Leading the apathy, Jaime Winstone plays (or at least takes top billing as) the eponymous part-time sleuth and full-time stoner who becomes convinced that her new neighbours – the smarmy Gammons (Rupert Evans and Kate Magowan) and their weird teenage kids (Gwyneth Keyworth and Will Payne) - are behind a spate of disappearances around her leafy village.
Of course, nobody believes her. But of course, she’s right.
Where Elfie actually gets her Miss Marple mojo is a mystery in itself. She doesn’t even have access to the most essential investigative tool of the 21st century: the internet.

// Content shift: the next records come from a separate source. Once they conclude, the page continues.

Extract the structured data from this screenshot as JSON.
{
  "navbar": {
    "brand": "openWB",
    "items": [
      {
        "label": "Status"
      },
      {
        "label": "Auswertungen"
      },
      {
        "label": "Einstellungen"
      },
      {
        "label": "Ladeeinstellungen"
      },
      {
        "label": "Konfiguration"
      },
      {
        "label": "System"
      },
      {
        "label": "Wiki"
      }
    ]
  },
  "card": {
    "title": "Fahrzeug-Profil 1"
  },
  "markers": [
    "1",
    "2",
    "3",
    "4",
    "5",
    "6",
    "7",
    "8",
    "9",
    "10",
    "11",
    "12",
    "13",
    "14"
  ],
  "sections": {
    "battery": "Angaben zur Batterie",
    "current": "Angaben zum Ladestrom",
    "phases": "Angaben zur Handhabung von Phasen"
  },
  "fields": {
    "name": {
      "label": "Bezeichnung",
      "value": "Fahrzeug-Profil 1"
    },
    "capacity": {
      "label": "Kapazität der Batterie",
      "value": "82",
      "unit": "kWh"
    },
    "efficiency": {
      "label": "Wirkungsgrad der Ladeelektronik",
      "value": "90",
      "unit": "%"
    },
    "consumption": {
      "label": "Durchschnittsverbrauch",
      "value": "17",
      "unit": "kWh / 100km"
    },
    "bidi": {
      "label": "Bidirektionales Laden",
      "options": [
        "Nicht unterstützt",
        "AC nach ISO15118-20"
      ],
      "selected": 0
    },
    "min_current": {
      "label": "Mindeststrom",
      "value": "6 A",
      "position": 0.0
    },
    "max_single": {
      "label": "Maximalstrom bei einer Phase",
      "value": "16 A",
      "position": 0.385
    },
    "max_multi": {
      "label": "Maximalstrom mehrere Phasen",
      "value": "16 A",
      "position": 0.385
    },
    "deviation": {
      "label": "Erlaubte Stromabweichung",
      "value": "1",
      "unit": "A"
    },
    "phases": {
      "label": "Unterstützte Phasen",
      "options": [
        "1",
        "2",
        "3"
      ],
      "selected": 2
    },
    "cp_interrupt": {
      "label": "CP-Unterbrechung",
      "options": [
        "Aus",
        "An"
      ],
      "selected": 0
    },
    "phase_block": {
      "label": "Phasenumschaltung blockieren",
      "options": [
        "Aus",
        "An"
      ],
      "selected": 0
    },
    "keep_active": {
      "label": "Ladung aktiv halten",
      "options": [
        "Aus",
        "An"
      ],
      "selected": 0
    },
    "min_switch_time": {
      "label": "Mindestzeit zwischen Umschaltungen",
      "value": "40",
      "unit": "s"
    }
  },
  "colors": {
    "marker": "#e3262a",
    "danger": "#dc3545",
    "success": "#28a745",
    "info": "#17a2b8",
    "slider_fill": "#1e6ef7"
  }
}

For that she relies upon her pothead friend and secret admirer Dylan (Barnard, the only cast member who appears to be trying).
Together they discover that the Gammons are cannibals who have been gobbling up small communities all over the world.
But as the body count rises, the biggest conundrum here is not how they’ve been getting away with it, but who this sorry mishmash is supposed to be aimed at.
Starting out in the style of a lame after-school TV mystery (only with more spliffing up and fruitier language) and descending into an increasingly nasty and predictable splatterfest, Elfie Hopkins sits between more stools than a lazy dung beetle.
There isn’t a convincing line, character or scene in the whole, shoddily assembled charade. And, generally caught somewhere between Caernarfon and Karachi, the less said about the Welsh accents the better.
But at least some people have a go. Even daddy Winstone has a crack as the local, doom-mongering butcher.
Not so his ‘am-I-bovvered’ daughter, who simply sticks to her native London tones while stomping around with a face like a smacked backside.
You’d think that as producer of this potentially franchisable tosh, big Ray might have had a word. Sadly not.
Ah well - you Winstone, you lose some.